I've been thinking a lot about when I start letting the kids use LLM's. Before reading this article I thought it would be better to have a screenless device that you could ask questions. Kinda like an interactive children's dictionary. I might wait a little longer as this article brought about some issues that I missed.
“He was not done telling the story that he wanted to tell, and I needed to do my chores, so I let him have the phone,” recalled Josh, who lives in north-west Ohio. “I thought he would finish the story and the phone would turn off.”
But when Josh returned to the living room two hours later, he found his child still happily chatting away with ChatGPT in voice mode. “The transcript is over 10k words long,” he confessed
Letting a kid just burn energy into something like an LLM that doesn't stop would be a parents paradise. What better way to learn when there's always an answer to the infinite questions kids come up with.
“I literally just said something like, ‘I’m going to do a voice call with my son and I want you to pretend that you’re an astronaut on the ISS,’” Kaushik said. He also instructed the program to tell the boy that it had sent him a special treat.
“[ChatGPT] told him that he had sent his dad some ice-cream to try from space, and I pulled it out,” Kaushik recalled. “He was really excited to talk to the astronaut. He was asking questions about how they sleep. He was beaming, he was so happy.”
Childhood is a time of magic and wonder, and dwelling in the world of make-believe is not just normal but encouraged by experts in early childhood development, who have long emphasized the importance of imaginative play. For some parents, generative AI can help promote that sense of creativity and wonder.
All I know that once I start, it will be very difficult to take it away.
“The more that it became part of everyday life and the more I was reading about it, the more I realized there’s a lot I don’t know about what this is doing to their brains,” Kreiter said. “Maybe I should not have my own kids be the guinea pigs.”
This might be my main concern. What does it take away from how we're living and learning at the moment? It feels like it could become another additional "screen time" period.
McStay is particularly concerned with the way in which LLMs can create the illusion of care or empathy, prompting a child to share emotions – especially negative emotions. “An LLM cannot [empathize] because it’s a predictive piece of software,” he said. “When they’re latching on to negative emotion, they’re extending engagement for profit-based reasons. There is no good outcome for a child there"
There might be some other negative consequences that haven't been thought through enough. I notice that gen Zers really struggle with verbal communication. I think it's likely due to most social interaction done through phones and the internet in general. I imagine something similar could happen if kids become too dependent on their beloved LLM's.

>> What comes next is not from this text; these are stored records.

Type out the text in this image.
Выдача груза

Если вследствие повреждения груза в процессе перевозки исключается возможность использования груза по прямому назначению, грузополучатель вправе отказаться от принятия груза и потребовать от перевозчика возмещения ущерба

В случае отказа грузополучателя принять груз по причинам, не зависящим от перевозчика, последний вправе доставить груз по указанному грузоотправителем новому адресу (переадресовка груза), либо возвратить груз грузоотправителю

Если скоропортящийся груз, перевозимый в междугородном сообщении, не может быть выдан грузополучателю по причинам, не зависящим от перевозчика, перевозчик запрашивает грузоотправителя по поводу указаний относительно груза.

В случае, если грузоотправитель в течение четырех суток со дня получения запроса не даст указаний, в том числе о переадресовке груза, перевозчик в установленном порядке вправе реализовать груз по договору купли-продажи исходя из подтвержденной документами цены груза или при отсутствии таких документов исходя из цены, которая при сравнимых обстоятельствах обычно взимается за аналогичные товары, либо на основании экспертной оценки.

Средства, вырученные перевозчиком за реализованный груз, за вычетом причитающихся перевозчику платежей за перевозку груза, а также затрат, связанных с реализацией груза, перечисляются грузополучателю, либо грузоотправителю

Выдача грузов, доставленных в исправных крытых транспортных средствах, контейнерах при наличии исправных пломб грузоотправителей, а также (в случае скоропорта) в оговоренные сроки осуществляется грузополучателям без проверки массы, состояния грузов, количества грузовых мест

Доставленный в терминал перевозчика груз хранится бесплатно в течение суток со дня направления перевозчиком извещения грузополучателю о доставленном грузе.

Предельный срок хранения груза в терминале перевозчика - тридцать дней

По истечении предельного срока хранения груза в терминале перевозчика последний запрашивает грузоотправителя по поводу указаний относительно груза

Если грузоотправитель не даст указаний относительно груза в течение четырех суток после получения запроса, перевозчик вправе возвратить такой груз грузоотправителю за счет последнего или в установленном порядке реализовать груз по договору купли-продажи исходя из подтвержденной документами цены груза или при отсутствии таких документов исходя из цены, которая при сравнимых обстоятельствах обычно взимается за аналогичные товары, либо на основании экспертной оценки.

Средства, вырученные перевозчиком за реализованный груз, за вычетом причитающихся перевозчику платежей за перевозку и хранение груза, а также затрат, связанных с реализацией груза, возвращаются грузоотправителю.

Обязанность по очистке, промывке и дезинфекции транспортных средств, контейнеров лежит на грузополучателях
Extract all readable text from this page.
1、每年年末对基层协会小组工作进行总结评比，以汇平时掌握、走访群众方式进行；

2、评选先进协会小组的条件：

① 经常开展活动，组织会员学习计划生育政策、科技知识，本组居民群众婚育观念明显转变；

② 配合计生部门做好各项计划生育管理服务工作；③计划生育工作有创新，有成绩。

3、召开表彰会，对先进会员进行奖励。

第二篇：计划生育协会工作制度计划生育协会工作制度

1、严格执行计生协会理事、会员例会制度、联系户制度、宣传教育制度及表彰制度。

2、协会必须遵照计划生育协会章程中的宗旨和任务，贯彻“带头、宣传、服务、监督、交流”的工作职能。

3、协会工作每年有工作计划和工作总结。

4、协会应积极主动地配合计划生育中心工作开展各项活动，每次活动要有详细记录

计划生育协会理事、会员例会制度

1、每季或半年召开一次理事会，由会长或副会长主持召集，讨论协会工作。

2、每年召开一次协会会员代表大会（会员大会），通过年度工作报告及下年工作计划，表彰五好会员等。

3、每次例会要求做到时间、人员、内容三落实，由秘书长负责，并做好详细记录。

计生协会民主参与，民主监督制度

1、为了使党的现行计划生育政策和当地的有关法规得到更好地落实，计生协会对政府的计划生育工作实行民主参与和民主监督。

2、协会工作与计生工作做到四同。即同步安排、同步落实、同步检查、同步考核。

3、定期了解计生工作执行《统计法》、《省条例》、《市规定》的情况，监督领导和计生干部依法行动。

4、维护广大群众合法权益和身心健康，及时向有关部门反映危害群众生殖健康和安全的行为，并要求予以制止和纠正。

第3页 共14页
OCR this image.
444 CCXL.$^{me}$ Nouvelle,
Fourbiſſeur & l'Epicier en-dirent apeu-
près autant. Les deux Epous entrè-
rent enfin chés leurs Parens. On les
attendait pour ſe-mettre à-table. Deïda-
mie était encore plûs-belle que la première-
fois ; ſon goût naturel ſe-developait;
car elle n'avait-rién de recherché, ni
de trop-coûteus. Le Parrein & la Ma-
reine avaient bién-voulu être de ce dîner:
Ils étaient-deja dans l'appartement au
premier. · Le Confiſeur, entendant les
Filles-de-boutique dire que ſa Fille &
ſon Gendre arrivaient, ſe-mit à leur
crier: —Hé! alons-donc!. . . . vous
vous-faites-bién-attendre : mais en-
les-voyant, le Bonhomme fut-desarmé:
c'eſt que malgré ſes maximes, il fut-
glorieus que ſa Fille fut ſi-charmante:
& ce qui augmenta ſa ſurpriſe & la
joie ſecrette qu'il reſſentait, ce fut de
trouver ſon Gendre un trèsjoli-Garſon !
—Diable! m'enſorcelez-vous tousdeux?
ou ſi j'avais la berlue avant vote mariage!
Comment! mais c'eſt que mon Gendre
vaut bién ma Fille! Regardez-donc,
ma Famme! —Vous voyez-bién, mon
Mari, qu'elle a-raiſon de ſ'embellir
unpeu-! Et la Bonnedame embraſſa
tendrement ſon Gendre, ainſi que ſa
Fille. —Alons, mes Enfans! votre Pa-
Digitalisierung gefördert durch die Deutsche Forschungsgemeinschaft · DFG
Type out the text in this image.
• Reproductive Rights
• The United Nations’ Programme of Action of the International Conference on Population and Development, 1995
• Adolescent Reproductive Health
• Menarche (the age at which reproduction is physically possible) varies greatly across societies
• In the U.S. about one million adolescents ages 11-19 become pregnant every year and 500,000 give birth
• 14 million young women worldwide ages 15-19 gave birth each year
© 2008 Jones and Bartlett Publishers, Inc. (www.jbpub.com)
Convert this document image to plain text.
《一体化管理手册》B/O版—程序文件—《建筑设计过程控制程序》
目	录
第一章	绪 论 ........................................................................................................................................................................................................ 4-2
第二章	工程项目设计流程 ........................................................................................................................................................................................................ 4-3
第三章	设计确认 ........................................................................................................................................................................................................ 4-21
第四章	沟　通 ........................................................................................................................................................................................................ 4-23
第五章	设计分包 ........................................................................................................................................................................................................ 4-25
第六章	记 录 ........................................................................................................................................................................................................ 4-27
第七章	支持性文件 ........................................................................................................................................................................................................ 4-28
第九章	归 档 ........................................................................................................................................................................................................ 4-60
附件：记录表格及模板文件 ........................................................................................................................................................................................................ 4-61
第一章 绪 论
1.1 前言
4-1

The pitch for toys like Curio’s Grok is that they can “learn” your child’s personality and serve as a kind of fun and educational companion while reducing screen time. It is a classically Silicon Valley niche – exploiting legitimate concerns about the last generation of tech to sell the next. Company leaders have also referred to the plushy as something “between a little brother and a pet” or “like a playmate” – language that implies the kind of animate agency that LLMs do not actually have.
So it seems the new toys are coming fast. Once your kids friend has one, yours will want one too!
Interested to hear from how stackers deal (or plan to deal) with these issues with young kids.